In 2012 the world looked better but the blood was not dry and the incumbent President ran against a party with no ideas better than they had in 2008 and with changing demographics at his back. To paraphrase the *Sun newspaper of 25 years ago ... "It wasn't the tweet wot won it."

Sure,  social media was interesting and valuable, but its role was exaggerated by any reasonable measure.  Most interesting among the arguments for its effect was that social media created an inescapable need for speed, truth and authenticity -- and that was the message for brands. In a connected world you could run and run fast but you could not hide.

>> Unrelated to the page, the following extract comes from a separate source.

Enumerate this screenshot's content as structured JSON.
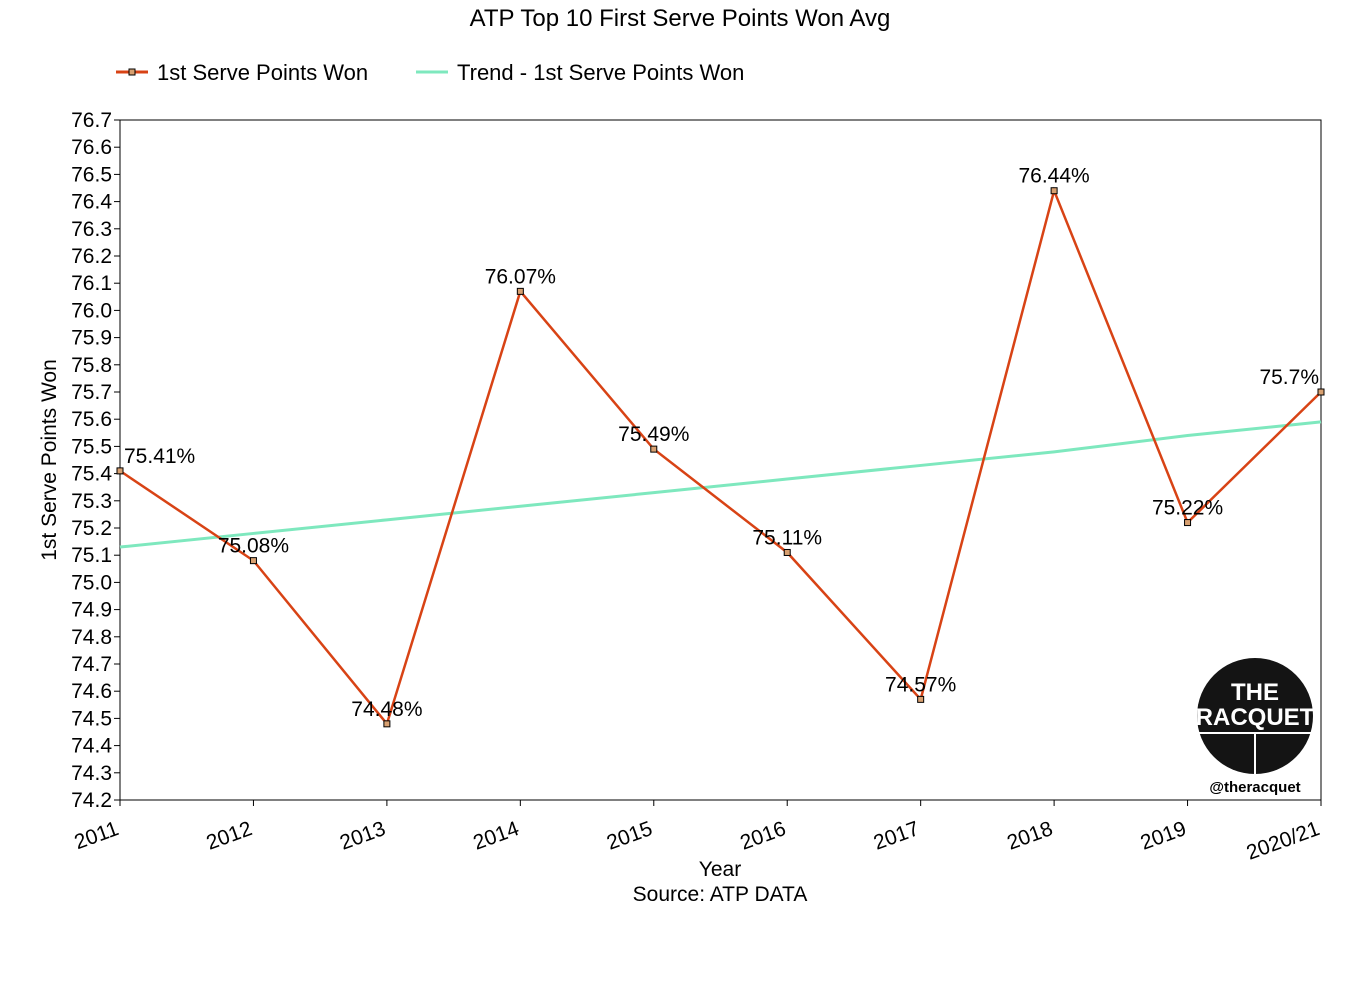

So here we are in 2016. The Republican front runner, for now, has achieved his position  by translating tabloid fame into what a cohort of the population have embraced as "straight talking anti-establishment populism." Truth and authenticity would seem to have very little to do with it. Winston Churchill, in order to remain on the right side of parliamentary protocol, once accused an opponent of being "economical with the truth." It would be an accusation that could be reasonably leveled at Mr. Trump and others and it would appear that no amount of social media outing and outrage can persuade Mr. Trump's supporters of his possible unsuitability for office.

So ... marketers are now hearing from pundits that they can embrace some of the Trump playbook. An article in Ad Age on March 8 (the parentheses are mine) suggested the following might work:

1. Keep messages simple (truth optional)
2. Leverage live events (you can't beat rabble rousing)
3. React in real time on social media (keep lying until it becomes the truth)
4. Be bold and less apologetic (contempt for both the truth and your competitors are equally valuable)
5. Don't underestimate the power of earned media (all news is good news)

I have sufficient confidence in the marketing community to expect that only the non-parenthetical version will make the marketing playbook.

Of all the advice offered it's possible that "be bold" may be the most significant. The implication is that you can profit from fearlessness if you can build a brand that is beloved by small but committed population cohorts and if you are unconcerned about rejection by the majority. In an atomized world of communication and commerce, this seems like a highly plausible opportunity and one that can unlock the potential of media targeting.

Perhaps the more important learning from this race is the evidence that little is now beyond disruption and that walls of the establishment are not impenetrable and that committed minorities can make significant inroads in traditional structures.

Hopefully, and I am expressing a preference, that the power of the minority never translates into control of the majority. May Mr. Trump get to 49% and never to 51%.

*The Sun is Britain's biggest tabloid daily. After John Major's unexpected victory over Labour's Neil Kinnock in the 1992 General Election their headline the next day was, "It was the Sun wot won it." The Sun's final pre-election broadside before the election was, "If Kinnock wins today will the last person to leave Britain please turn off the lights." The Sun had declared war, then victory.